RUBIN: Because it really is, I think, (representative of) the classical side of what he does. And I feel like so many of those records have a cheesiness to them that they don't need. It's like someone trying to polish it up and make it into something, thinking that's what somebody wants. But I think people want the real thing. I think.

YAHOO: Are you playing all the piano on the album?

GROBAN: Most of it. We had someone that was in there doing it, and it just wasn't... I'd played it so much, it was better for me to just go in and sit down and do it. Other than some of the grand classical stuff where I really needed to stand and sing it, I'd say 90% of the piano is mine... We've done all of the orchestra tracking and most of the instrumental tracking in these two rooms at Capitol. We've done some guitar work and some vocal work at Shangri-la in Malibu. We've been between those two places. Almost everything you've heard has been one take in the room, live vocal with the orchestra. There hasn't been a lot of in-the-lab tweaking.

YAHOO: So you were singing live with the orchestra here in the room where Sinatra sang live with an orchestra.

GROBAN: Um-hm. We did stuff with (engineer) Allen Sides, and did some stuff with Al Schmitt who did a lot of those Frank records. A lot of the mikes are the same mikes; we've got a lot of the really old-school equipment in here. We really wanted to hear the bow on the string.


RUBIN: One of my conditions for working here was we only used equipment that could have been used on... I'm trying to remember the actual instruction that I told them that we had to use. Oh yeah: If it wasn't used on a Henry Mancini record, we couldn't use it.

YAHOO: And singing live with the orchestra really adds something?

GROBAN: It adds something for me, and hopefully it adds something for them.

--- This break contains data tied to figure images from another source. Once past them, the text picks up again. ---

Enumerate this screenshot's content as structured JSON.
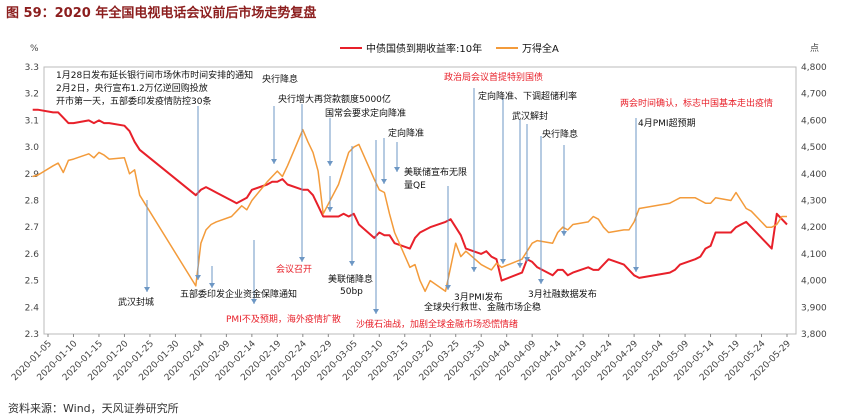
{
  "title": "图 59：2020 年全国电视电话会议前后市场走势复盘",
  "source": "资料来源：Wind，天风证券研究所",
  "chart_data": {
    "type": "line",
    "y_left_label": "%",
    "y_right_label": "点",
    "y_left_ticks": [
      "3.3",
      "3.2",
      "3.1",
      "3.0",
      "2.9",
      "2.8",
      "2.7",
      "2.6",
      "2.5",
      "2.4",
      "2.3"
    ],
    "y_right_ticks": [
      "4,800",
      "4,700",
      "4,600",
      "4,500",
      "4,400",
      "4,300",
      "4,200",
      "4,100",
      "4,000",
      "3,900",
      "3,800"
    ],
    "ylim_left": [
      2.3,
      3.3
    ],
    "ylim_right": [
      3800,
      4800
    ],
    "x_ticks": [
      "2020-01-05",
      "2020-01-10",
      "2020-01-15",
      "2020-01-20",
      "2020-01-25",
      "2020-01-30",
      "2020-02-04",
      "2020-02-09",
      "2020-02-14",
      "2020-02-19",
      "2020-02-24",
      "2020-02-29",
      "2020-03-05",
      "2020-03-10",
      "2020-03-15",
      "2020-03-20",
      "2020-03-25",
      "2020-03-30",
      "2020-04-04",
      "2020-04-09",
      "2020-04-14",
      "2020-04-19",
      "2020-04-24",
      "2020-04-29",
      "2020-05-04",
      "2020-05-09",
      "2020-05-14",
      "2020-05-19",
      "2020-05-24",
      "2020-05-29"
    ],
    "series": [
      {
        "name": "中债国债到期收益率:10年",
        "color": "#e8202a",
        "axis": "left",
        "x": [
          "2020-01-02",
          "2020-01-03",
          "2020-01-06",
          "2020-01-07",
          "2020-01-08",
          "2020-01-09",
          "2020-01-10",
          "2020-01-13",
          "2020-01-14",
          "2020-01-15",
          "2020-01-16",
          "2020-01-17",
          "2020-01-20",
          "2020-01-21",
          "2020-01-22",
          "2020-01-23",
          "2020-02-03",
          "2020-02-04",
          "2020-02-05",
          "2020-02-06",
          "2020-02-07",
          "2020-02-10",
          "2020-02-11",
          "2020-02-12",
          "2020-02-13",
          "2020-02-14",
          "2020-02-17",
          "2020-02-18",
          "2020-02-19",
          "2020-02-20",
          "2020-02-21",
          "2020-02-24",
          "2020-02-25",
          "2020-02-26",
          "2020-02-27",
          "2020-02-28",
          "2020-03-02",
          "2020-03-03",
          "2020-03-04",
          "2020-03-05",
          "2020-03-06",
          "2020-03-09",
          "2020-03-10",
          "2020-03-11",
          "2020-03-12",
          "2020-03-13",
          "2020-03-16",
          "2020-03-17",
          "2020-03-18",
          "2020-03-19",
          "2020-03-20",
          "2020-03-23",
          "2020-03-24",
          "2020-03-25",
          "2020-03-26",
          "2020-03-27",
          "2020-03-30",
          "2020-03-31",
          "2020-04-01",
          "2020-04-02",
          "2020-04-03",
          "2020-04-07",
          "2020-04-08",
          "2020-04-09",
          "2020-04-10",
          "2020-04-13",
          "2020-04-14",
          "2020-04-15",
          "2020-04-16",
          "2020-04-17",
          "2020-04-20",
          "2020-04-21",
          "2020-04-22",
          "2020-04-23",
          "2020-04-24",
          "2020-04-27",
          "2020-04-28",
          "2020-04-29",
          "2020-04-30",
          "2020-05-06",
          "2020-05-07",
          "2020-05-08",
          "2020-05-11",
          "2020-05-12",
          "2020-05-13",
          "2020-05-14",
          "2020-05-15",
          "2020-05-18",
          "2020-05-19",
          "2020-05-20",
          "2020-05-21",
          "2020-05-22",
          "2020-05-25",
          "2020-05-26",
          "2020-05-27",
          "2020-05-28",
          "2020-05-29"
        ],
        "values": [
          3.14,
          3.14,
          3.13,
          3.13,
          3.11,
          3.09,
          3.09,
          3.1,
          3.09,
          3.1,
          3.09,
          3.09,
          3.08,
          3.06,
          3.02,
          2.99,
          2.82,
          2.84,
          2.85,
          2.84,
          2.83,
          2.8,
          2.79,
          2.8,
          2.81,
          2.84,
          2.86,
          2.87,
          2.87,
          2.88,
          2.86,
          2.84,
          2.84,
          2.82,
          2.78,
          2.74,
          2.74,
          2.75,
          2.74,
          2.75,
          2.71,
          2.66,
          2.68,
          2.67,
          2.67,
          2.64,
          2.62,
          2.66,
          2.68,
          2.69,
          2.7,
          2.72,
          2.73,
          2.7,
          2.67,
          2.62,
          2.6,
          2.61,
          2.59,
          2.58,
          2.5,
          2.53,
          2.58,
          2.57,
          2.55,
          2.52,
          2.54,
          2.54,
          2.52,
          2.53,
          2.55,
          2.54,
          2.54,
          2.56,
          2.58,
          2.56,
          2.54,
          2.52,
          2.51,
          2.53,
          2.54,
          2.56,
          2.58,
          2.59,
          2.62,
          2.63,
          2.68,
          2.68,
          2.7,
          2.71,
          2.72,
          2.7,
          2.64,
          2.62,
          2.75,
          2.73,
          2.71
        ]
      },
      {
        "name": "万得全A",
        "color": "#f39b3b",
        "axis": "right",
        "x": [
          "2020-01-02",
          "2020-01-03",
          "2020-01-06",
          "2020-01-07",
          "2020-01-08",
          "2020-01-09",
          "2020-01-10",
          "2020-01-13",
          "2020-01-14",
          "2020-01-15",
          "2020-01-16",
          "2020-01-17",
          "2020-01-20",
          "2020-01-21",
          "2020-01-22",
          "2020-01-23",
          "2020-02-03",
          "2020-02-04",
          "2020-02-05",
          "2020-02-06",
          "2020-02-07",
          "2020-02-10",
          "2020-02-11",
          "2020-02-12",
          "2020-02-13",
          "2020-02-14",
          "2020-02-17",
          "2020-02-18",
          "2020-02-19",
          "2020-02-20",
          "2020-02-21",
          "2020-02-24",
          "2020-02-25",
          "2020-02-26",
          "2020-02-27",
          "2020-02-28",
          "2020-03-02",
          "2020-03-03",
          "2020-03-04",
          "2020-03-05",
          "2020-03-06",
          "2020-03-09",
          "2020-03-10",
          "2020-03-11",
          "2020-03-12",
          "2020-03-13",
          "2020-03-16",
          "2020-03-17",
          "2020-03-18",
          "2020-03-19",
          "2020-03-20",
          "2020-03-23",
          "2020-03-24",
          "2020-03-25",
          "2020-03-26",
          "2020-03-27",
          "2020-03-30",
          "2020-03-31",
          "2020-04-01",
          "2020-04-02",
          "2020-04-03",
          "2020-04-07",
          "2020-04-08",
          "2020-04-09",
          "2020-04-10",
          "2020-04-13",
          "2020-04-14",
          "2020-04-15",
          "2020-04-16",
          "2020-04-17",
          "2020-04-20",
          "2020-04-21",
          "2020-04-22",
          "2020-04-23",
          "2020-04-24",
          "2020-04-27",
          "2020-04-28",
          "2020-04-29",
          "2020-04-30",
          "2020-05-06",
          "2020-05-07",
          "2020-05-08",
          "2020-05-11",
          "2020-05-12",
          "2020-05-13",
          "2020-05-14",
          "2020-05-15",
          "2020-05-18",
          "2020-05-19",
          "2020-05-20",
          "2020-05-21",
          "2020-05-22",
          "2020-05-25",
          "2020-05-26",
          "2020-05-27",
          "2020-05-28",
          "2020-05-29"
        ],
        "values": [
          4390,
          4395,
          4430,
          4440,
          4405,
          4450,
          4455,
          4475,
          4460,
          4480,
          4470,
          4455,
          4460,
          4400,
          4415,
          4320,
          3980,
          4140,
          4190,
          4210,
          4220,
          4240,
          4260,
          4280,
          4265,
          4300,
          4370,
          4390,
          4410,
          4390,
          4430,
          4565,
          4520,
          4480,
          4410,
          4250,
          4360,
          4420,
          4480,
          4500,
          4510,
          4380,
          4340,
          4330,
          4250,
          4180,
          4050,
          4060,
          4000,
          3960,
          4000,
          3960,
          4050,
          4140,
          4090,
          4110,
          4060,
          4050,
          4040,
          4065,
          4050,
          4080,
          4110,
          4140,
          4150,
          4140,
          4180,
          4200,
          4190,
          4210,
          4220,
          4240,
          4230,
          4200,
          4180,
          4190,
          4190,
          4220,
          4270,
          4290,
          4300,
          4310,
          4310,
          4300,
          4290,
          4290,
          4310,
          4300,
          4330,
          4300,
          4270,
          4260,
          4200,
          4200,
          4210,
          4240,
          4240
        ]
      }
    ],
    "annotations": [
      {
        "text": "1月28日发布延长银行间市场休市时间安排的通知",
        "color": "black"
      },
      {
        "text": "2月2日，央行宣布1.2万亿逆回购投放",
        "color": "black"
      },
      {
        "text": "开市第一天，五部委印发疫情防控30条",
        "color": "black"
      },
      {
        "text": "央行降息",
        "color": "black"
      },
      {
        "text": "央行增大再贷款额度5000亿",
        "color": "black"
      },
      {
        "text": "国常会要求定向降准",
        "color": "black"
      },
      {
        "text": "定向降准",
        "color": "black"
      },
      {
        "text": "美联储宣布无限",
        "color": "black"
      },
      {
        "text": "量QE",
        "color": "black"
      },
      {
        "text": "政治局会议首提特别国债",
        "color": "red"
      },
      {
        "text": "定向降准、下调超储利率",
        "color": "black"
      },
      {
        "text": "武汉解封",
        "color": "black"
      },
      {
        "text": "央行降息",
        "color": "black"
      },
      {
        "text": "两会时间确认，标志中国基本走出疫情",
        "color": "red"
      },
      {
        "text": "4月PMI超预期",
        "color": "black"
      },
      {
        "text": "武汉封城",
        "color": "black"
      },
      {
        "text": "五部委印发企业资金保障通知",
        "color": "black"
      },
      {
        "text": "会议召开",
        "color": "red"
      },
      {
        "text": "美联储降息",
        "color": "black"
      },
      {
        "text": "50bp",
        "color": "black"
      },
      {
        "text": "PMI不及预期，海外疫情扩散",
        "color": "red"
      },
      {
        "text": "沙俄石油战，加剧全球金融市场恐慌情绪",
        "color": "red"
      },
      {
        "text": "3月PMI发布",
        "color": "black"
      },
      {
        "text": "全球央行救世、金融市场企稳",
        "color": "black"
      },
      {
        "text": "3月社融数据发布",
        "color": "black"
      }
    ]
  }
}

RUBIN: I think they're inspired because they hear him singing, and I think the dynamics of their performance change when they hear him sing, and they're not just playing to track.

GROBAN: We're all in it together, when the downbeat happens. It's not a bad thing for both the orchestra and I to have that pressure going into it. It means we'll do a couple that aren't right, but it also means that when we finally get into that groove together, we don't really need to do too much to it afterwards, because we nailed it. And I'd like to think it's fun for them, because the majority of stuff they do nowadays is playing to a pre-recorded vocal track, or a film score, or doing 20 strings on a Justin Timberlake record. It's all to click and it's all like an afterthought. So for us to feel like if I hit a flat note wrong and if somebody hits a flat note on their violin... It's nice to have that adrenaline, especially when you sit around writing all year, to get into a place where the recording process feels like a performance. Oftentimes you record an album and then go on tour, and you say to yourself, "God, if only I'd had this kind of momentary inspiration to sing it this way when I was in the booth." And I think sometimes those kind of moments of inspiration happen when you've got the pressure of a performance, because you're open to those instincts. So it's been fun. Terrifying, but fun.

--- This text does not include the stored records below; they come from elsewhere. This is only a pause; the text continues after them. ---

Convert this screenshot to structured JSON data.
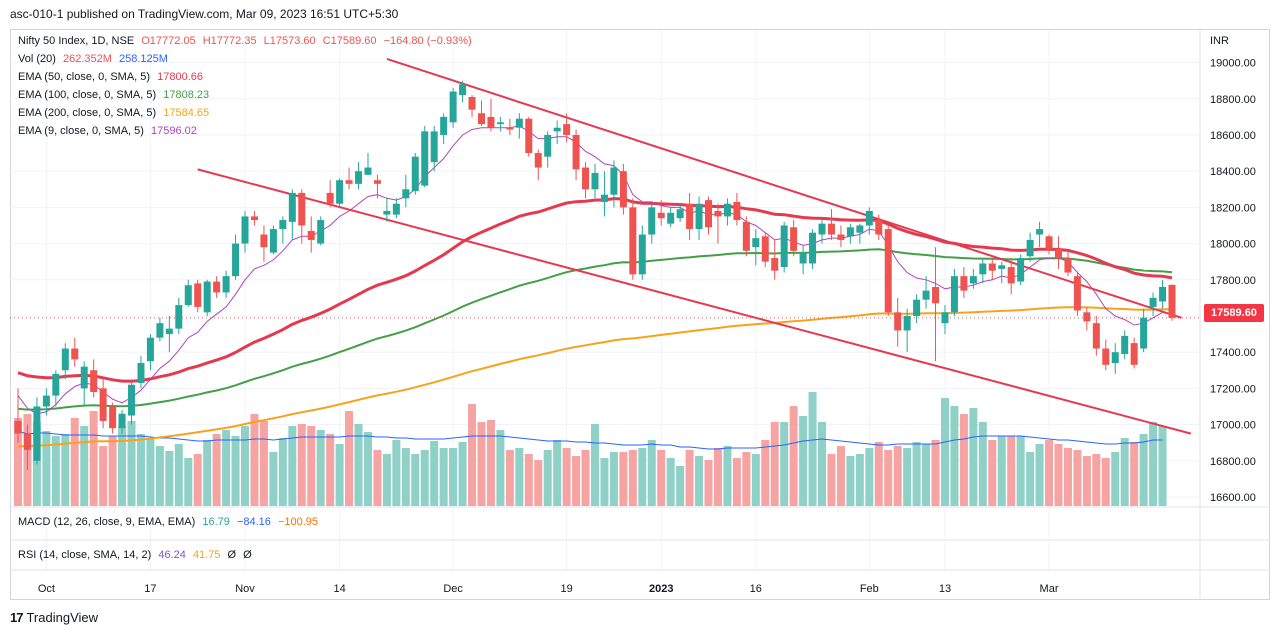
{
  "header": "asc-010-1 published on TradingView.com, Mar 09, 2023 16:51 UTC+5:30",
  "footer": {
    "logo_text": "TradingView"
  },
  "legend": {
    "main": {
      "name": "Nifty 50 Index, 1D, NSE",
      "o": "O17772.05",
      "h": "H17772.35",
      "l": "L17573.60",
      "c": "C17589.60",
      "chg": "−164.80 (−0.93%)"
    },
    "vol": {
      "name": "Vol (20)",
      "v1": "262.352M",
      "v2": "258.125M"
    },
    "ema50": {
      "name": "EMA (50, close, 0, SMA, 5)",
      "value": "17800.66"
    },
    "ema100": {
      "name": "EMA (100, close, 0, SMA, 5)",
      "value": "17808.23"
    },
    "ema200": {
      "name": "EMA (200, close, 0, SMA, 5)",
      "value": "17584.65"
    },
    "ema9": {
      "name": "EMA (9, close, 0, SMA, 5)",
      "value": "17596.02"
    },
    "macd": {
      "name": "MACD (12, 26, close, 9, EMA, EMA)",
      "v1": "16.79",
      "v2": "−84.16",
      "v3": "−100.95"
    },
    "rsi": {
      "name": "RSI (14, close, SMA, 14, 2)",
      "v1": "46.24",
      "v2": "41.75",
      "v3": "Ø",
      "v4": "Ø"
    }
  },
  "price_tag": "17589.60",
  "colors": {
    "up": "#26a69a",
    "down": "#ef5350",
    "ema50": "#e53950",
    "ema100": "#43a047",
    "ema200": "#f7a21b",
    "ema9": "#ab47bc",
    "trend": "#e53950",
    "vol_up": "#8fd0c7",
    "vol_down": "#f5a3a3",
    "vol_ma": "#2962ff"
  },
  "chart_data": {
    "type": "candlestick",
    "y_unit": "INR",
    "ylim": [
      16550,
      19180
    ],
    "y_ticks": [
      16600,
      16800,
      17000,
      17200,
      17400,
      17600,
      17800,
      18000,
      18200,
      18400,
      18600,
      18800,
      19000
    ],
    "y_tick_labels": [
      "16600.00",
      "16800.00",
      "17000.00",
      "17200.00",
      "17400.00",
      "17600.00",
      "17800.00",
      "18000.00",
      "18200.00",
      "18400.00",
      "18600.00",
      "18800.00",
      "19000.00"
    ],
    "x_ticks": [
      {
        "index": 3,
        "label": "Oct"
      },
      {
        "index": 14,
        "label": "17"
      },
      {
        "index": 24,
        "label": "Nov"
      },
      {
        "index": 34,
        "label": "14"
      },
      {
        "index": 46,
        "label": "Dec"
      },
      {
        "index": 58,
        "label": "19"
      },
      {
        "index": 68,
        "label": "2023"
      },
      {
        "index": 78,
        "label": "16"
      },
      {
        "index": 90,
        "label": "Feb"
      },
      {
        "index": 98,
        "label": "13"
      },
      {
        "index": 109,
        "label": "Mar"
      }
    ],
    "candles": [
      [
        17020,
        17200,
        16900,
        16950
      ],
      [
        16950,
        17000,
        16750,
        16860
      ],
      [
        16800,
        17150,
        16780,
        17100
      ],
      [
        17100,
        17200,
        17050,
        17160
      ],
      [
        17160,
        17300,
        17100,
        17280
      ],
      [
        17300,
        17450,
        17250,
        17420
      ],
      [
        17420,
        17480,
        17320,
        17360
      ],
      [
        17200,
        17350,
        17100,
        17320
      ],
      [
        17300,
        17360,
        17150,
        17180
      ],
      [
        17200,
        17250,
        16980,
        17020
      ],
      [
        17100,
        17120,
        16950,
        16980
      ],
      [
        16980,
        17080,
        16950,
        17060
      ],
      [
        17050,
        17250,
        17000,
        17220
      ],
      [
        17230,
        17380,
        17200,
        17340
      ],
      [
        17350,
        17500,
        17300,
        17480
      ],
      [
        17480,
        17590,
        17460,
        17560
      ],
      [
        17500,
        17600,
        17400,
        17530
      ],
      [
        17530,
        17700,
        17500,
        17660
      ],
      [
        17660,
        17800,
        17650,
        17770
      ],
      [
        17780,
        17800,
        17620,
        17650
      ],
      [
        17620,
        17800,
        17600,
        17790
      ],
      [
        17790,
        17820,
        17700,
        17730
      ],
      [
        17730,
        17850,
        17700,
        17820
      ],
      [
        17820,
        18050,
        17800,
        18000
      ],
      [
        18000,
        18180,
        17950,
        18150
      ],
      [
        18150,
        18180,
        18100,
        18130
      ],
      [
        18050,
        18100,
        17900,
        17980
      ],
      [
        17950,
        18100,
        17940,
        18080
      ],
      [
        18080,
        18150,
        18000,
        18130
      ],
      [
        18120,
        18300,
        18020,
        18280
      ],
      [
        18280,
        18300,
        18000,
        18100
      ],
      [
        18070,
        18150,
        17950,
        18020
      ],
      [
        18000,
        18150,
        17990,
        18130
      ],
      [
        18280,
        18350,
        18200,
        18220
      ],
      [
        18220,
        18360,
        18200,
        18350
      ],
      [
        18350,
        18420,
        18300,
        18330
      ],
      [
        18330,
        18450,
        18300,
        18400
      ],
      [
        18380,
        18500,
        18380,
        18420
      ],
      [
        18350,
        18380,
        18250,
        18330
      ],
      [
        18160,
        18250,
        18120,
        18180
      ],
      [
        18160,
        18250,
        18140,
        18220
      ],
      [
        18250,
        18380,
        18200,
        18300
      ],
      [
        18290,
        18500,
        18270,
        18480
      ],
      [
        18320,
        18650,
        18310,
        18620
      ],
      [
        18450,
        18650,
        18400,
        18620
      ],
      [
        18600,
        18720,
        18550,
        18700
      ],
      [
        18670,
        18860,
        18640,
        18840
      ],
      [
        18820,
        18900,
        18780,
        18880
      ],
      [
        18810,
        18820,
        18700,
        18740
      ],
      [
        18720,
        18790,
        18650,
        18660
      ],
      [
        18700,
        18800,
        18620,
        18640
      ],
      [
        18660,
        18700,
        18620,
        18670
      ],
      [
        18640,
        18690,
        18600,
        18630
      ],
      [
        18640,
        18720,
        18580,
        18690
      ],
      [
        18690,
        18700,
        18480,
        18500
      ],
      [
        18500,
        18520,
        18350,
        18420
      ],
      [
        18480,
        18620,
        18420,
        18600
      ],
      [
        18620,
        18680,
        18550,
        18640
      ],
      [
        18660,
        18720,
        18560,
        18600
      ],
      [
        18600,
        18630,
        18350,
        18410
      ],
      [
        18420,
        18450,
        18250,
        18300
      ],
      [
        18300,
        18440,
        18250,
        18390
      ],
      [
        18230,
        18400,
        18150,
        18270
      ],
      [
        18270,
        18460,
        18200,
        18420
      ],
      [
        18400,
        18440,
        18160,
        18200
      ],
      [
        18200,
        18250,
        17800,
        17830
      ],
      [
        17830,
        18100,
        17800,
        18050
      ],
      [
        18050,
        18220,
        18000,
        18200
      ],
      [
        18170,
        18240,
        18100,
        18140
      ],
      [
        18110,
        18200,
        18090,
        18170
      ],
      [
        18140,
        18220,
        18120,
        18190
      ],
      [
        18220,
        18280,
        18020,
        18080
      ],
      [
        18080,
        18260,
        18020,
        18220
      ],
      [
        18240,
        18260,
        18050,
        18090
      ],
      [
        18180,
        18220,
        18000,
        18150
      ],
      [
        18150,
        18250,
        18100,
        18220
      ],
      [
        18230,
        18280,
        18100,
        18130
      ],
      [
        18120,
        18150,
        17930,
        17960
      ],
      [
        17980,
        18080,
        17880,
        18030
      ],
      [
        18040,
        18060,
        17870,
        17900
      ],
      [
        17920,
        18020,
        17800,
        17850
      ],
      [
        17870,
        18120,
        17840,
        18100
      ],
      [
        18090,
        18130,
        17930,
        17960
      ],
      [
        17890,
        17990,
        17830,
        17950
      ],
      [
        17890,
        18080,
        17860,
        18060
      ],
      [
        18050,
        18130,
        18000,
        18110
      ],
      [
        18110,
        18190,
        18020,
        18050
      ],
      [
        18050,
        18100,
        17980,
        18020
      ],
      [
        18040,
        18110,
        18000,
        18090
      ],
      [
        18060,
        18110,
        18000,
        18100
      ],
      [
        18100,
        18200,
        18050,
        18180
      ],
      [
        18130,
        18160,
        18020,
        18050
      ],
      [
        18080,
        18100,
        17600,
        17620
      ],
      [
        17620,
        17700,
        17430,
        17520
      ],
      [
        17520,
        17640,
        17400,
        17600
      ],
      [
        17600,
        17720,
        17560,
        17690
      ],
      [
        17690,
        17820,
        17640,
        17740
      ],
      [
        17760,
        17980,
        17350,
        17670
      ],
      [
        17560,
        17660,
        17500,
        17620
      ],
      [
        17620,
        17860,
        17600,
        17820
      ],
      [
        17820,
        17870,
        17700,
        17740
      ],
      [
        17780,
        17860,
        17750,
        17820
      ],
      [
        17830,
        17920,
        17780,
        17890
      ],
      [
        17890,
        17920,
        17800,
        17850
      ],
      [
        17860,
        17900,
        17780,
        17880
      ],
      [
        17870,
        17920,
        17720,
        17780
      ],
      [
        17790,
        17940,
        17770,
        17920
      ],
      [
        17930,
        18060,
        17900,
        18020
      ],
      [
        18050,
        18120,
        17980,
        18080
      ],
      [
        18040,
        18050,
        17940,
        17970
      ],
      [
        17970,
        18040,
        17860,
        17920
      ],
      [
        17920,
        17960,
        17820,
        17840
      ],
      [
        17820,
        17840,
        17600,
        17630
      ],
      [
        17620,
        17650,
        17520,
        17570
      ],
      [
        17560,
        17600,
        17380,
        17420
      ],
      [
        17420,
        17470,
        17300,
        17330
      ],
      [
        17340,
        17450,
        17280,
        17400
      ],
      [
        17390,
        17520,
        17360,
        17490
      ],
      [
        17450,
        17480,
        17310,
        17330
      ],
      [
        17420,
        17640,
        17400,
        17590
      ],
      [
        17650,
        17730,
        17600,
        17700
      ],
      [
        17680,
        17800,
        17640,
        17760
      ],
      [
        17772.05,
        17772.35,
        17573.6,
        17589.6
      ]
    ],
    "volume": [
      88,
      92,
      84,
      75,
      70,
      72,
      88,
      80,
      95,
      60,
      70,
      80,
      85,
      72,
      68,
      60,
      55,
      62,
      48,
      52,
      66,
      72,
      76,
      70,
      80,
      92,
      85,
      54,
      68,
      80,
      82,
      80,
      76,
      72,
      62,
      95,
      82,
      74,
      56,
      52,
      66,
      58,
      52,
      56,
      65,
      58,
      58,
      64,
      102,
      84,
      86,
      76,
      56,
      58,
      52,
      46,
      56,
      66,
      58,
      50,
      56,
      82,
      48,
      54,
      54,
      56,
      58,
      66,
      56,
      48,
      40,
      56,
      50,
      46,
      58,
      60,
      48,
      54,
      52,
      66,
      84,
      84,
      100,
      90,
      114,
      84,
      52,
      60,
      50,
      52,
      58,
      64,
      56,
      60,
      58,
      64,
      62,
      66,
      108,
      100,
      92,
      98,
      84,
      66,
      70,
      70,
      70,
      54,
      62,
      66,
      62,
      58,
      56,
      50,
      52,
      48,
      54,
      68,
      64,
      72,
      84,
      80
    ],
    "volume_ma": [
      75,
      72,
      73,
      73,
      72,
      71,
      71,
      71,
      71,
      70,
      70,
      70,
      70,
      70,
      69,
      68,
      68,
      67,
      66,
      65,
      65,
      66,
      66,
      66,
      66,
      67,
      67,
      66,
      67,
      68,
      69,
      69,
      69,
      69,
      69,
      70,
      70,
      70,
      69,
      69,
      68,
      68,
      67,
      67,
      67,
      67,
      68,
      69,
      70,
      70,
      70,
      70,
      69,
      68,
      67,
      66,
      65,
      65,
      65,
      64,
      64,
      63,
      63,
      62,
      61,
      61,
      61,
      62,
      61,
      61,
      59,
      59,
      58,
      57,
      57,
      58,
      58,
      58,
      58,
      59,
      60,
      61,
      63,
      65,
      66,
      67,
      66,
      65,
      64,
      63,
      62,
      61,
      61,
      62,
      62,
      62,
      62,
      62,
      64,
      66,
      67,
      69,
      70,
      70,
      70,
      70,
      70,
      69,
      68,
      67,
      66,
      66,
      65,
      64,
      63,
      62,
      62,
      63,
      63,
      64,
      66,
      66
    ],
    "ema9": [
      17160,
      17090,
      17060,
      17070,
      17110,
      17170,
      17210,
      17230,
      17220,
      17180,
      17140,
      17120,
      17150,
      17190,
      17250,
      17310,
      17350,
      17410,
      17480,
      17510,
      17570,
      17610,
      17650,
      17720,
      17800,
      17860,
      17880,
      17910,
      17960,
      18020,
      18040,
      18040,
      18070,
      18100,
      18150,
      18180,
      18220,
      18260,
      18270,
      18250,
      18240,
      18260,
      18300,
      18370,
      18420,
      18470,
      18540,
      18600,
      18630,
      18640,
      18640,
      18640,
      18640,
      18650,
      18620,
      18580,
      18580,
      18590,
      18590,
      18560,
      18510,
      18480,
      18440,
      18430,
      18380,
      18270,
      18230,
      18230,
      18210,
      18200,
      18200,
      18170,
      18180,
      18160,
      18160,
      18170,
      18160,
      18120,
      18100,
      18060,
      18020,
      18030,
      18010,
      17990,
      18000,
      18020,
      18030,
      18030,
      18040,
      18050,
      18080,
      18070,
      17990,
      17900,
      17840,
      17810,
      17800,
      17780,
      17750,
      17760,
      17760,
      17770,
      17790,
      17800,
      17820,
      17810,
      17830,
      17870,
      17910,
      17920,
      17920,
      17900,
      17840,
      17790,
      17720,
      17640,
      17600,
      17580,
      17550,
      17560,
      17590,
      17620,
      17605
    ]
  }
}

YAHOO: This album took a while. It was first announced you were working with Rick at the beginning of 2009. The label must have gotten on you to get it done.

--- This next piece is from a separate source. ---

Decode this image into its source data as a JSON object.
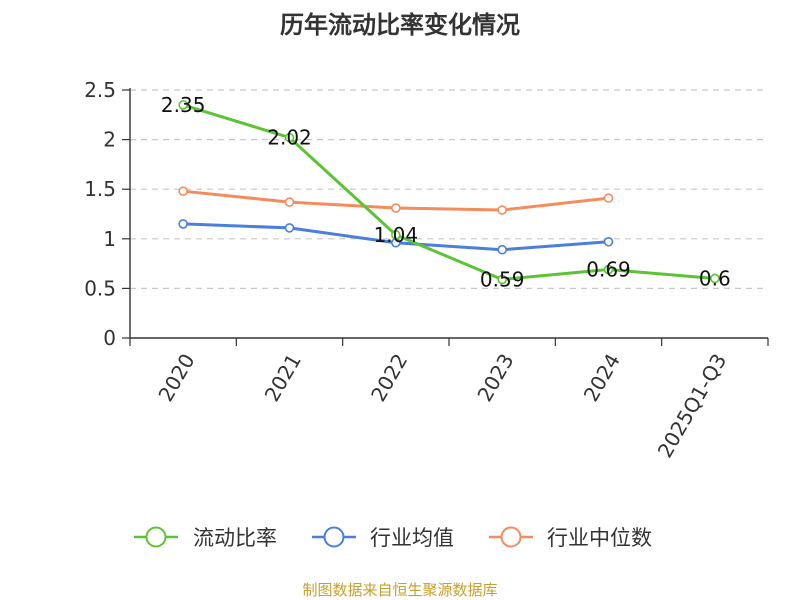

GROBAN: Everybody's waited on bated breath. Other than the fact that I've signed on the dotted line in blood that they need to have it out at a certain time, we've really taken our time and the label has let us do our thing, which is great. I think that shows their tremendous respect for Rick and our instincts together. It will have been done the right way. I'm as impatient as all of them. I've been champing at the bit. Today, talking to you, is kind of our first "we're almost there." It feels good.

And then we'll tour, and say goodbye to any friends. I'll have to bring them free swag in two years, and then they'll talk to me again. I love touring, and I know these songs will yield a really fun, exciting tour for me and the fans. That's the other nice thing. I start seeing visuals when I listen to them now. That's how I know it's starting to get to a finished place, is that I start to imagine the next year with them. They're starting to feel like they're ready to enter the world.